OK, the card is ready, so I formatted it. The card larger than 32 GB cannot format the fat program, and NTFS is very large for card reading and writing, so I formatted it as exfat:
Then I copied the materials over 20 GB and copied them for over 8 hours... Run the computer one night and copy it... T_t
The next day, suddenly found... Nana, the disk is almost full 0_0:
Nana !!!!!? What about my space ??? I really copied more than 20 GB of data ....
Have you hit a gun and bought a commodity? No. I copied 10 4g iso files after I bought them. The card should be correct.
So where is the space? With patience, we circled all the files on the card, right-click the attribute, and waited for 10 minutes to come up with a result:
Oh, I purchased 20 GB of cake materials and actually occupied 50 GB of space. How can this space be occupied? The occupied space is generally larger than the file size. I understand this, but this is too outrageous. The occupied space is much larger than the actual size, which is more than doubled... Think twice about it .... Next, look for several files and check the attributes:
See it?
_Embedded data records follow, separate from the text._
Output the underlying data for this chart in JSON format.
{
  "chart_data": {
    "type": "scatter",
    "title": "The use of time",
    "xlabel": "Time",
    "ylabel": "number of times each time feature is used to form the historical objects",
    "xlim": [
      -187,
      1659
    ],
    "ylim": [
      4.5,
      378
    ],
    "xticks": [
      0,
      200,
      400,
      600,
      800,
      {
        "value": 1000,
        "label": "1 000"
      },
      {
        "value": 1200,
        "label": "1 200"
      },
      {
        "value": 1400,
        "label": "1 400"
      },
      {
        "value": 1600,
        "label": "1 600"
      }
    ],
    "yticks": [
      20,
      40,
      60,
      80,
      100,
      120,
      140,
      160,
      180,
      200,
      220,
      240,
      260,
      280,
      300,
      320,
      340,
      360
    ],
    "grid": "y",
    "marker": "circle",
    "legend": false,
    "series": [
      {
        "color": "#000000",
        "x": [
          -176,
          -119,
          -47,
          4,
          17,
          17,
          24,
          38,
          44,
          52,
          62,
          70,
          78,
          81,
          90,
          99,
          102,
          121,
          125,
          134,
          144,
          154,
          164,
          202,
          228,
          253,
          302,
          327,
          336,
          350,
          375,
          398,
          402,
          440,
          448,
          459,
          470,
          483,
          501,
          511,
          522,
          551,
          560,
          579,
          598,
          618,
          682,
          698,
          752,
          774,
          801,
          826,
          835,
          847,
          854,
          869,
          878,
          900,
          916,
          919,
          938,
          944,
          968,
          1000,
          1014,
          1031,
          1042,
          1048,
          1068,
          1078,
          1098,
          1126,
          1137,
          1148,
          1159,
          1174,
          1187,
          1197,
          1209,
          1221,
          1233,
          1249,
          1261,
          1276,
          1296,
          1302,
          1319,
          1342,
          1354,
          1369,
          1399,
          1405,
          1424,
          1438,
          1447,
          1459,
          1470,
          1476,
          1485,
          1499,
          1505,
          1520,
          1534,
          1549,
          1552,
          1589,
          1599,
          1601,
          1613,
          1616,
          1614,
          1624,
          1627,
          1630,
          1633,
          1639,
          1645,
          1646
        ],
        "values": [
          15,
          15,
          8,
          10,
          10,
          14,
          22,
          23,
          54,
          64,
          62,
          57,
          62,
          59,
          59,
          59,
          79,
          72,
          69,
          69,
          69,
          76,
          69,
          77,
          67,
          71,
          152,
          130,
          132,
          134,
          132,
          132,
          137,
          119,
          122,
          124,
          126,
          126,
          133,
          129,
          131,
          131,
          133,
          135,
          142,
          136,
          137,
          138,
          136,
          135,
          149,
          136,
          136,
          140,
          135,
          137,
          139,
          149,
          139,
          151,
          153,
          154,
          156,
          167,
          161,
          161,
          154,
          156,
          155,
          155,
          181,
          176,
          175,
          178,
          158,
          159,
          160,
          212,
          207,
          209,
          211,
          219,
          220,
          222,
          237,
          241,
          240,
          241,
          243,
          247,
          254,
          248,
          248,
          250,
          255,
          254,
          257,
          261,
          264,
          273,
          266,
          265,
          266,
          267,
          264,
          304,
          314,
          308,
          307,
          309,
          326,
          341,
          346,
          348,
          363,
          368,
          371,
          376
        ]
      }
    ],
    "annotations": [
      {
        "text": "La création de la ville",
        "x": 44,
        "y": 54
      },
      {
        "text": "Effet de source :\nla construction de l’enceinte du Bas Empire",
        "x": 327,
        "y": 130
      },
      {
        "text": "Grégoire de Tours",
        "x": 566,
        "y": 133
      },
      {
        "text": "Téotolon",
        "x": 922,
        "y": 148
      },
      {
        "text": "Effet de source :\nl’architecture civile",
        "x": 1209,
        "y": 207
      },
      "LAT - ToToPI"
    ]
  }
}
The smallest file occupies 128 kb space, and the others are multiples... 128kb .. KB... KB... That is to say .... ..... .... The minimum cluster size is KB ???.... Nima win7 has such a trap, the default cluster is actually kb... T_t I trust you so much
Find the reason, OK, then let's go back to the beginning, reformat the extfat, and change the allocation unit size to 4096 bytes:
In addition, check the default NTFS cluster size, which is 4096 bytes:
... T_t, reformat it at night. Wait for another 8 hours. The case is closed.
PS. hdclone has never been used. I used it to copy data. It took about one hour to get it right, but the SD card could not be read and changed to raw format.